You can also use curl
to explore your cluster.
Locally:
# Cluster health check.
curl 'localhost:9200/_cat/health?v'
# List of nodes in the cluster.
curl 'localhost:9200/_cat/nodes?v'
# List of all indexes (indices).
curl 'localhost:9200/_cat/indices?v'
# Get information about one index.
curl 'http://localhost:9200/labonneboite/?pretty'
# Retrieve mapping definitions for an index or type.
curl 'http://localhost:9200/labonneboite/_mapping/?pretty'
curl 'http://localhost:9200/labonneboite/_mapping/office?pretty'
# Search explicitly for documents of a given type within the labonneboite index.
curl 'http://localhost:9200/labonneboite/office/_search?pretty'
curl 'http://localhost:9200/labonneboite/ogr/_search?pretty'
curl 'http://localhost:9200/labonneboite/location/_search?pretty'
Note that we only have data in Metz region.

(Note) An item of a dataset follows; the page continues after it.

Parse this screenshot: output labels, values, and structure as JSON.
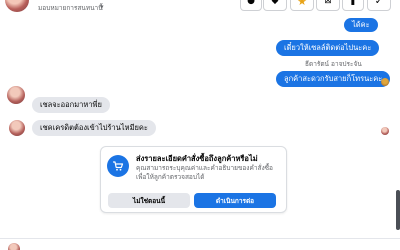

Any search on another region than Metz will give zero results.
We are using Nose.
Tests which can run in development:
$ make test_importer
$ make test_app
$ make test_api
$ make test_integration
$ make test_selenium
Tests which for some reason do not run in dev yet, only jenkins:
$ make test_integration
You can run all tests with:
$ make test_all
About selenium tests: note that your local server must be running for them to pass.
For example create_index
:
$ make vagrant_ssh
$ python /srv/lbb/labonneboite/scripts/create_index.py
You can run pylint on the whole project:
$ make pylint_all
Or on a specific python file:
$ make pylint ARGS=labonneboite/web/app.py
We recommend you use a pylint git pre-commit hook:
$ pip install git-pylint-commit-hook
$ vim .git/hooks/pre-commit
#!/bin/bash
# (...) previous content which was already present (e.g. nosetests)
# add the following line at the end of your pre-commit hook file
git-pylint-commit-hook
# anywhere in the code
logger.info("message")
# for an interactive debugger, use one of these,
# depending on which place of the code you are
# if you are inside the web app code
raise # then you can use the console on the error page web interface
# if you are inside a test code
from nose.tools import set_trace; set_trace()
# if you are inside a script code (e.g. scripts/create_city_file.py)
# also works inside the web app code
from IPython import embed; embed()
# and/or
import ipdb; ipdb.set_trace()
Here is the workflow of our data processes managed by jenkins:
check_etab
=> extract_etab
=> check_dpae
=> extract_dpae
=> compute_scores
=> validate_scores
=> geocode
=> populate_flags
The company search on the frontend only allows searching for a single ROME (a.k.a. rome_code). However, historically the API allowed for multi-ROME search. This is no longer the case as of mid-2017, and the three reasons why we dropped support for multi-ROME search are:
- so that frontend and API behaviors are as similar as possible.
- tailoring search results to the requested rome_code adds some complexity and would be quite difficult to generalize to a multi-ROME search.
- nobody was actually using API multi-ROME search anyway.